As a final attempt, the parent company was in 1978 split into the departments of Horonai, Sorachi, Mayachi and Yubari. These subsidiaries were accumulating losses and the bank of the parent company, Mitsui, was no longer willing to cover these losses. Again, on November 27, 1977, another deadly gas explosion with more than 15 victims occurred in Horonai, and its financial situation worsened. As a result, the local government had to buy up its properties, such as the mining community and its facilities, in order to finance its closure.

==Adaptive reuse==
Due to its difficult financial situation Hokutan could not even clean up its own properties. Ultimately, only the steel structures (excluding the Horonai shaft) have been erased, but the concrete structures remained standing in the landscape. The city of Mikasa built a railway museum on the access road to the mining site. However, this museum could not replace the income from the mining activities, and the city balanced on the verge of bankruptcy. These events forced the regional government of Sorachi to adjust its regeneration policy.
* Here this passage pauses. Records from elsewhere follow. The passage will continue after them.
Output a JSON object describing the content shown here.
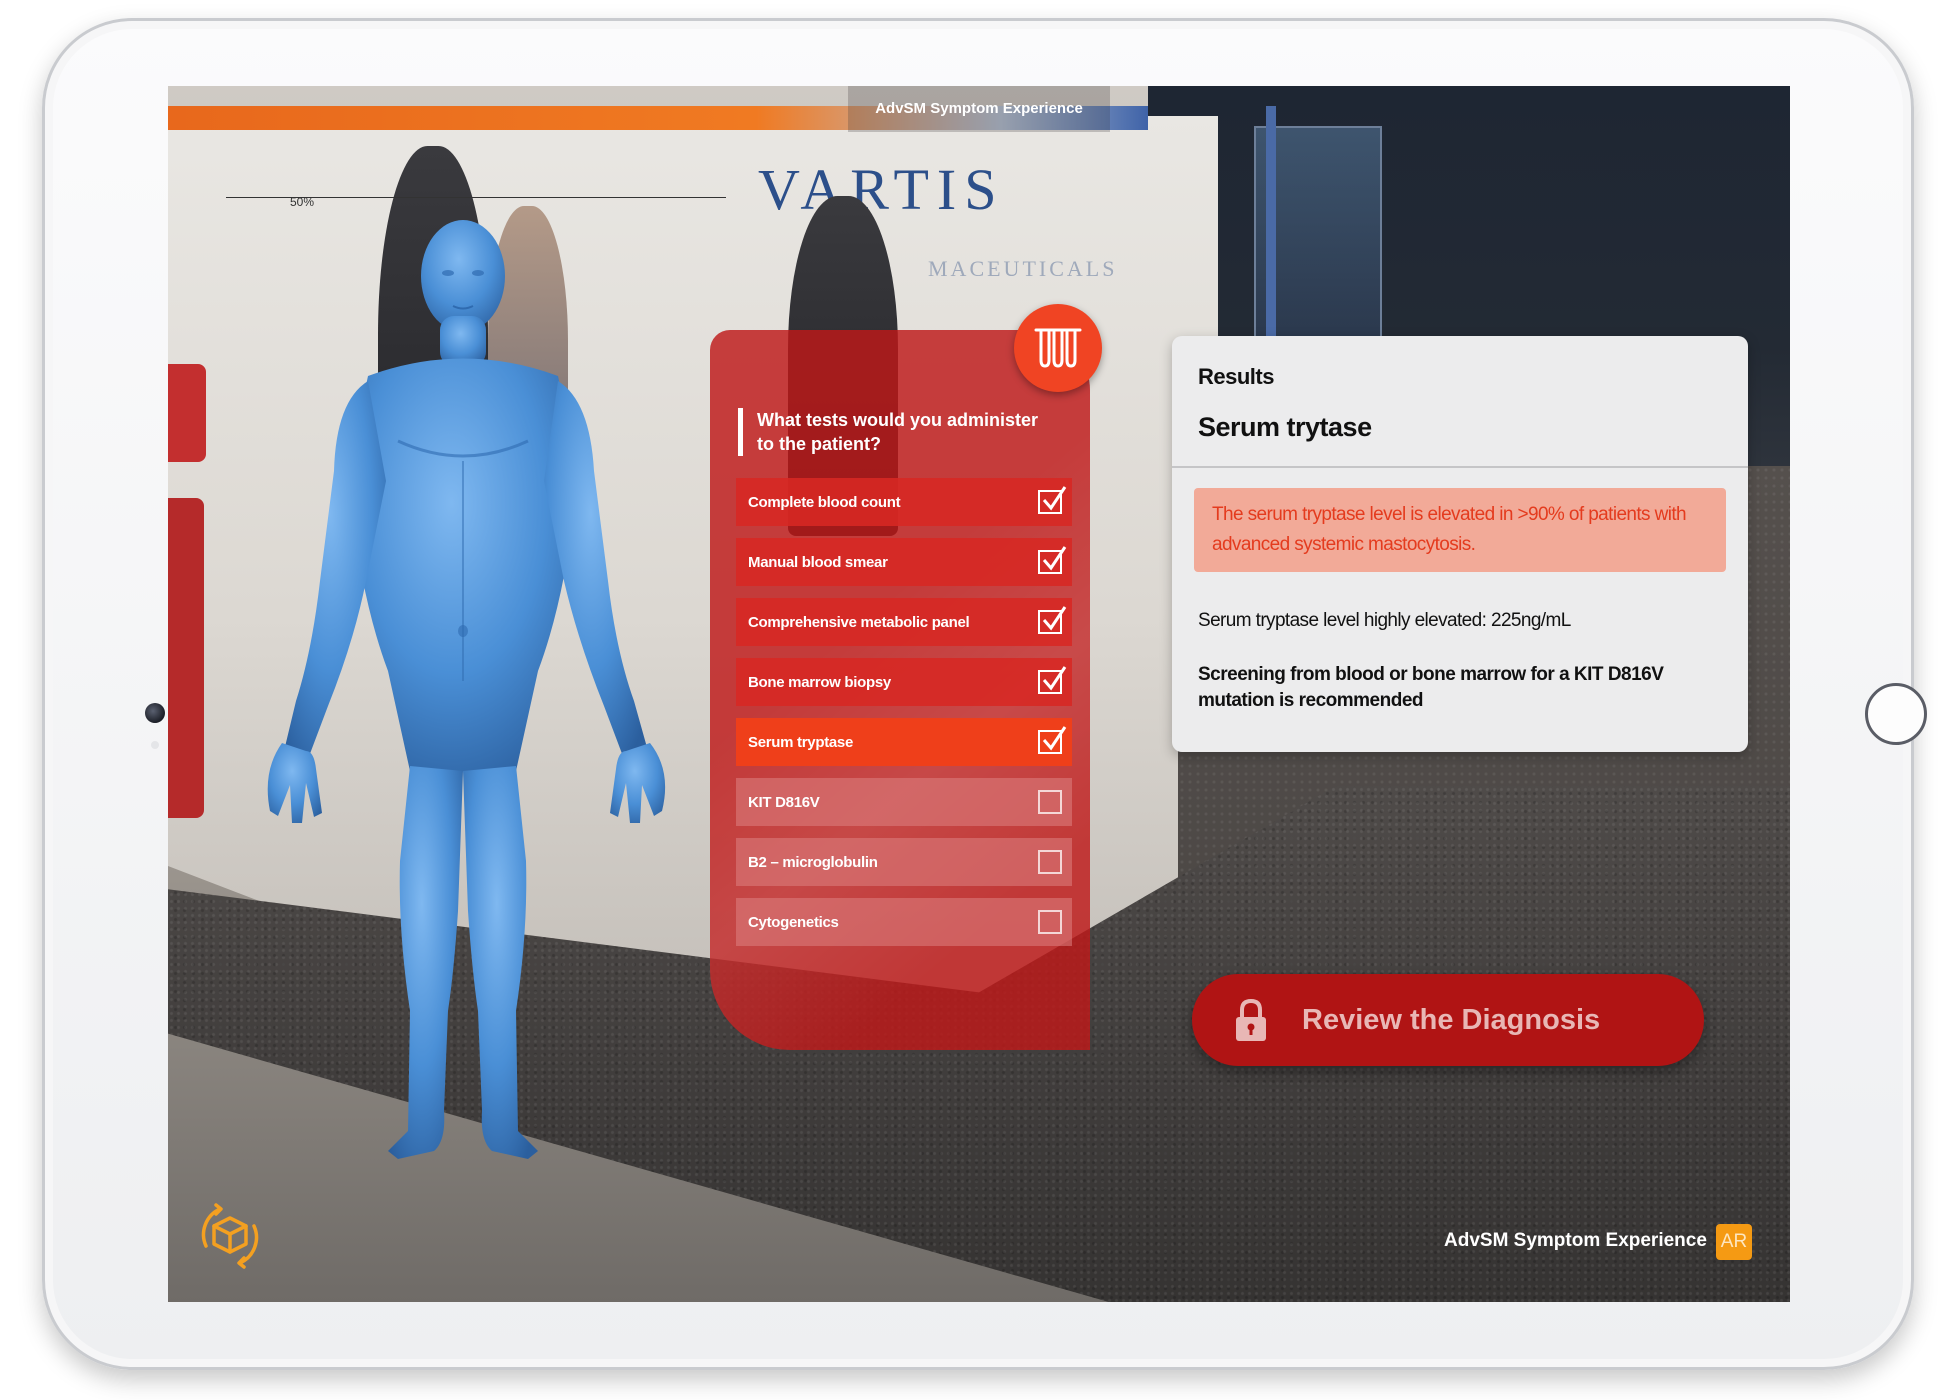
{
  "app": {
    "title": "AdvSM Symptom Experience",
    "footer_title": "AdvSM Symptom Experience",
    "ar_badge": "AR",
    "scale_label": "50%",
    "background_logo": "VARTIS",
    "background_logo_sub": "MACEUTICALS"
  },
  "tests_panel": {
    "icon": "test-tubes-icon",
    "question": "What tests would you administer to the  patient?",
    "items": [
      {
        "label": "Complete blood count",
        "state": "checked"
      },
      {
        "label": "Manual blood smear",
        "state": "checked"
      },
      {
        "label": "Comprehensive metabolic panel",
        "state": "checked"
      },
      {
        "label": "Bone marrow biopsy",
        "state": "checked"
      },
      {
        "label": "Serum tryptase",
        "state": "active"
      },
      {
        "label": "KIT D816V",
        "state": "unchecked"
      },
      {
        "label": "B2 – microglobulin",
        "state": "unchecked"
      },
      {
        "label": "Cytogenetics",
        "state": "unchecked"
      }
    ]
  },
  "results": {
    "label": "Results",
    "title": "Serum trytase",
    "alert": "The serum tryptase level is elevated in >90% of patients with advanced systemic mastocytosis.",
    "value": "Serum tryptase level highly elevated: 225ng/mL",
    "recommendation": "Screening from blood or bone marrow for a KIT D816V mutation is recommended"
  },
  "review_button": {
    "label": "Review the Diagnosis",
    "icon": "lock-icon",
    "locked": true
  },
  "colors": {
    "accent_red": "#b01414",
    "accent_orange": "#ef3f1a",
    "figure_blue": "#4a8fd6",
    "ar_orange": "#f59a13"
  }
}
So it proclaimed in 1998 the "Law for the Examination of Mining Heritage," (炭鉱の記憶調査事業, Tankō no Kioku Chōsa Jigyō) which supported the enhancement of regional material and immaterial heritage. In response to it, professor Hirotaka Yoshioka (吉岡宏高) promoted the valorisation of the mining heritage of Mikasa by organizing heritage walks at the site of the mine Horonai, which resulted in the establishment of the landscape park of the coal mine Horonai (幌内炭鉱景観公園, Horonai Tankō Keikan Kōen).